During the siege, while the Crusaders pounded the walls with catapults, the Fatimids had Gerard hung from the mast of an old ship that had been lying in the city. They raised Gerard up to be in view of the attacking Crusaders. Gerard begged Godfrey to take pity on him. Godrey responded that while Gerard was the bravest of knights, he could not call off the attack. Godfrey said that it was better for Gerard to be the sole casualty than to Arsuf to remain a danger to Christian pilgrims. Gerard then asked that his property be donated to the Holy Sepulchre, of which Godfrey was defender, instead of to the king. The Crusaders continued their attack. Gerard was wounded multiple times, though he managed to survive and make it back to Jerusalem.
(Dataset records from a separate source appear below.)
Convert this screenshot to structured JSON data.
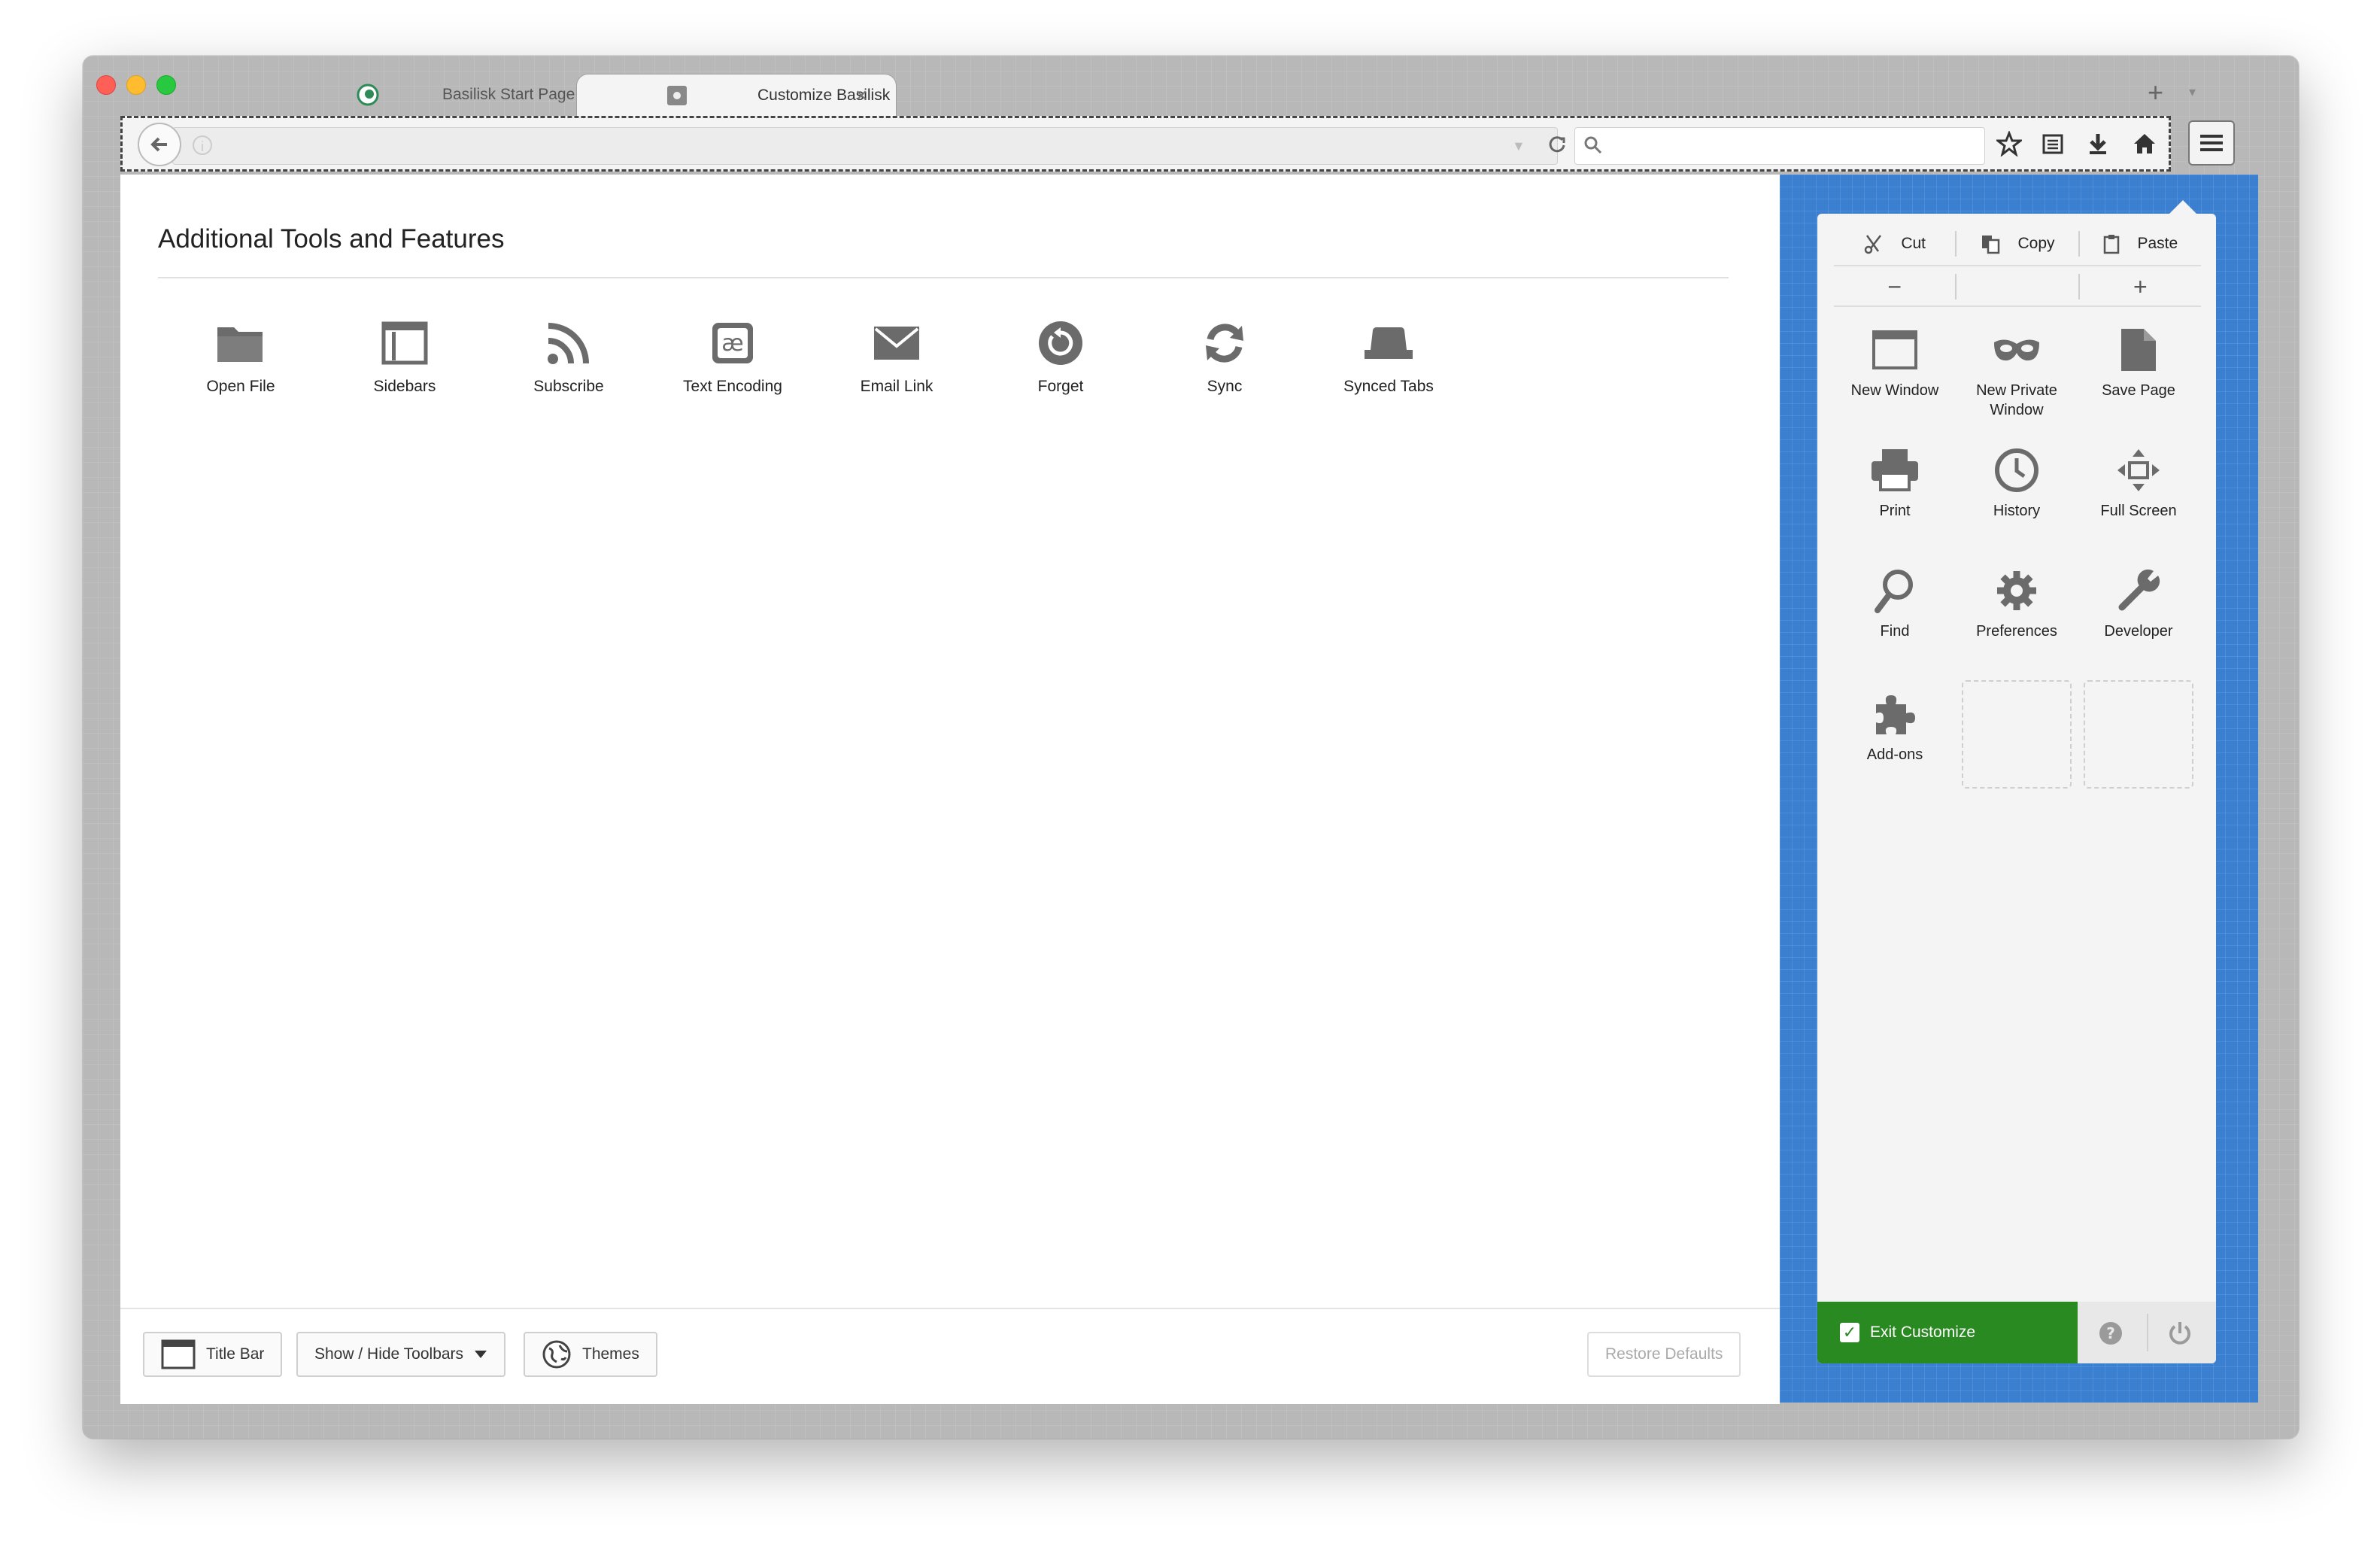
{
  "tabs": [
    {
      "title": "Basilisk Start Page",
      "icon": "basilisk-logo-icon",
      "close": "×"
    },
    {
      "title": "Customize Basilisk",
      "icon": "gear-tab-icon",
      "close": "×"
    }
  ],
  "tabstrip": {
    "new_tab": "+",
    "list_all": "▾"
  },
  "navbar": {
    "back": "back-arrow-icon",
    "reload": "reload-icon",
    "search": "search-icon"
  },
  "palette": {
    "title": "Additional Tools and Features",
    "items": [
      {
        "label": "Open File",
        "icon": "folder-icon"
      },
      {
        "label": "Sidebars",
        "icon": "sidebar-icon"
      },
      {
        "label": "Subscribe",
        "icon": "rss-icon"
      },
      {
        "label": "Text Encoding",
        "icon": "text-encoding-icon"
      },
      {
        "label": "Email Link",
        "icon": "envelope-icon"
      },
      {
        "label": "Forget",
        "icon": "forget-icon"
      },
      {
        "label": "Sync",
        "icon": "sync-icon"
      },
      {
        "label": "Synced Tabs",
        "icon": "synced-tabs-icon"
      }
    ]
  },
  "footer": {
    "title_bar": "Title Bar",
    "toolbars": "Show / Hide Toolbars",
    "themes": "Themes",
    "restore": "Restore Defaults"
  },
  "panel": {
    "edit": {
      "cut": "Cut",
      "copy": "Copy",
      "paste": "Paste"
    },
    "zoom": {
      "out": "−",
      "in": "+"
    },
    "items": [
      {
        "label": "New Window",
        "icon": "window-icon"
      },
      {
        "label": "New Private Window",
        "icon": "mask-icon"
      },
      {
        "label": "Save Page",
        "icon": "page-icon"
      },
      {
        "label": "Print",
        "icon": "printer-icon"
      },
      {
        "label": "History",
        "icon": "clock-icon"
      },
      {
        "label": "Full Screen",
        "icon": "fullscreen-icon"
      },
      {
        "label": "Find",
        "icon": "magnifier-icon"
      },
      {
        "label": "Preferences",
        "icon": "gear-icon"
      },
      {
        "label": "Developer",
        "icon": "wrench-icon"
      },
      {
        "label": "Add-ons",
        "icon": "puzzle-icon"
      }
    ],
    "exit": "Exit Customize",
    "check": "✓"
  }
}
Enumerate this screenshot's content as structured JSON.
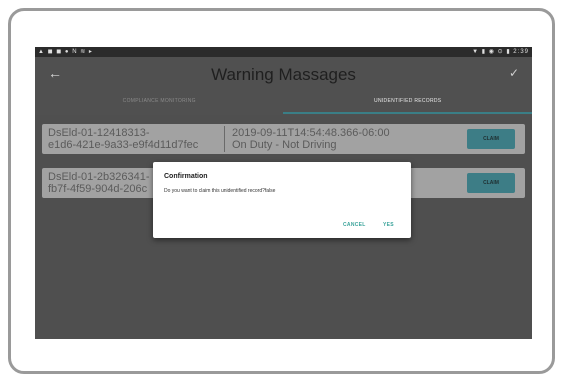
{
  "status_bar": {
    "left_icons": "▲ ◼ ◼ ● N ≋ ▸",
    "right_icons": "▼ ▮ ◉ ⊙ ▮ 2:39"
  },
  "app_bar": {
    "back_icon": "arrow-back-icon",
    "title": "Warning Massages",
    "check_icon": "check-icon"
  },
  "tabs": [
    {
      "label": "COMPLIANCE MONITORING",
      "active": false
    },
    {
      "label": "UNIDENTIFIED RECORDS",
      "active": true
    }
  ],
  "records": [
    {
      "id_line1": "DsEld-01-12418313-",
      "id_line2": "e1d6-421e-9a33-e9f4d11d7fec",
      "detail_line1": "2019-09-11T14:54:48.366-06:00",
      "detail_line2": "On Duty - Not Driving",
      "button": "CLAIM"
    },
    {
      "id_line1": "DsEld-01-2b326341-",
      "id_line2": "fb7f-4f59-904d-206c",
      "detail_line1": "",
      "detail_line2": "",
      "button": "CLAIM"
    }
  ],
  "dialog": {
    "title": "Confirmation",
    "message": "Do you want to claim this unidentified record?false",
    "cancel": "CANCEL",
    "confirm": "YES"
  },
  "colors": {
    "accent": "#3a7e86",
    "dialog_button": "#3aa39a"
  }
}
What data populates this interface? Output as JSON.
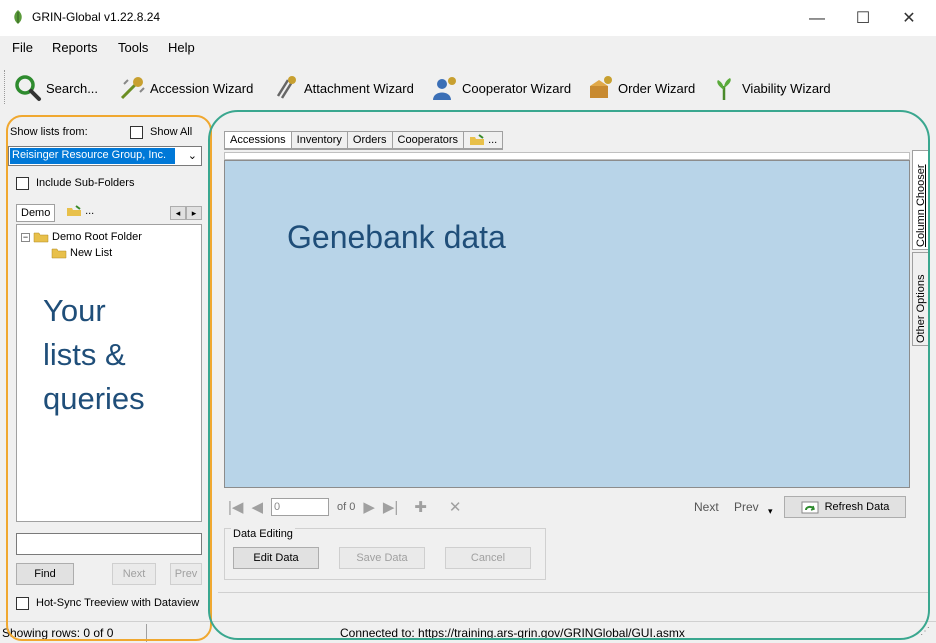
{
  "window": {
    "title": "GRIN-Global v1.22.8.24",
    "minimize_glyph": "—",
    "maximize_glyph": "☐",
    "close_glyph": "✕"
  },
  "menu": [
    "File",
    "Reports",
    "Tools",
    "Help"
  ],
  "toolbar": {
    "buttons": [
      {
        "label": "Search...",
        "icon": "search-icon"
      },
      {
        "label": "Accession Wizard",
        "icon": "accession-wizard-icon"
      },
      {
        "label": "Attachment Wizard",
        "icon": "attachment-wizard-icon"
      },
      {
        "label": "Cooperator Wizard",
        "icon": "cooperator-wizard-icon"
      },
      {
        "label": "Order Wizard",
        "icon": "order-wizard-icon"
      },
      {
        "label": "Viability Wizard",
        "icon": "viability-wizard-icon"
      }
    ]
  },
  "left": {
    "show_lists_from_label": "Show lists from:",
    "show_all_label": "Show All",
    "owner_selected": "Reisinger Resource Group, Inc.",
    "include_subfolders_label": "Include Sub-Folders",
    "tab_active": "Demo",
    "tab_more": "...",
    "tree": {
      "root": "Demo Root Folder",
      "child": "New List"
    },
    "overlay": [
      "Your",
      "lists &",
      "queries"
    ],
    "find_label": "Find",
    "next_label": "Next",
    "prev_label": "Prev",
    "hotsync_label": "Hot-Sync Treeview with Dataview"
  },
  "main": {
    "tabs": [
      "Accessions",
      "Inventory",
      "Orders",
      "Cooperators",
      "..."
    ],
    "grid_overlay": "Genebank data",
    "side_tabs": [
      "Column Chooser",
      "Other Options"
    ],
    "nav": {
      "position": "0",
      "of_text": "of 0",
      "next_text": "Next",
      "prev_text": "Prev",
      "refresh_label": "Refresh Data"
    },
    "data_editing": {
      "group_label": "Data Editing",
      "edit_label": "Edit Data",
      "save_label": "Save Data",
      "cancel_label": "Cancel"
    }
  },
  "status": {
    "rows": "Showing rows: 0 of 0",
    "connection": "Connected to: https://training.ars-grin.gov/GRINGlobal/GUI.asmx"
  },
  "colors": {
    "orange_outline": "#f0a830",
    "teal_outline": "#3aa78f",
    "grid_fill": "#b8d4e8",
    "overlay_text": "#1f4e79"
  }
}
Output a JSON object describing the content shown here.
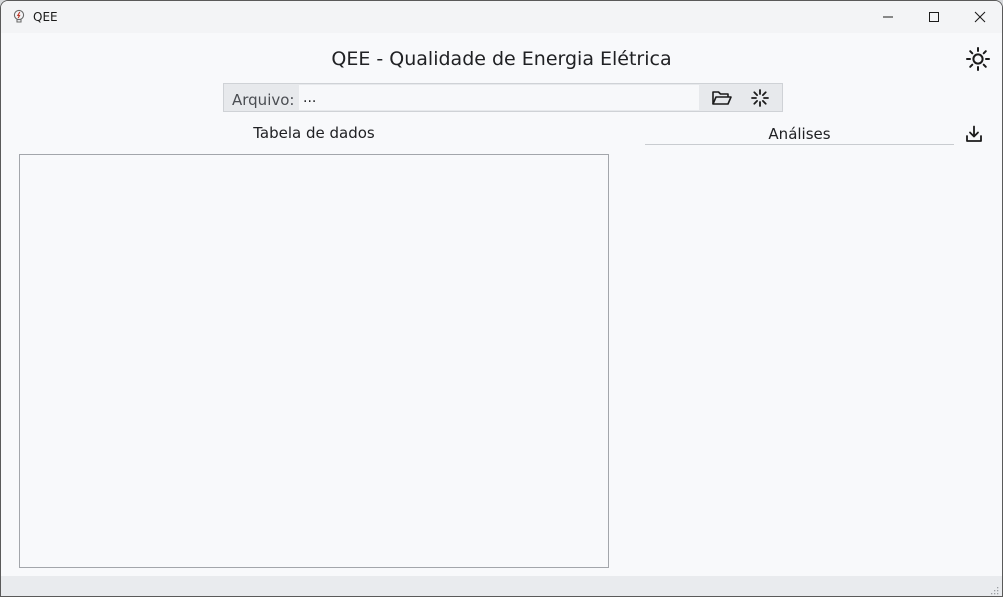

The city rulers offered to surrender to Raymond of Saint-Gilles, but Godfrey refused. Raymond even encouraged the garrison at Arsuf to hold out against Godfrey, touting his perceived weakness. Within Godfrey's army, Franco I of Maasmechelen, a relative of Godfrey, is known to have died in the battle.

==Second siege of Arsuf==
In 1101 King Baldwin I began a second siege and finally took the city on 29 April, after a siege by land and sea with no Latin casualties. The Muslim populace surrendered after three days. Baldwin allowed the inhabitants to withdraw to Ascalon, granting them safe conduct, bearing any goods they could carry, and his troops rebuilt the city.

==Aftermath==
In 1187, Arsuf was captured by the Muslims, but fell again to the Crusaders on 7 September 1191 after the Battle of Arsuf, fought between the forces of Richard the Lionheart and Saladin.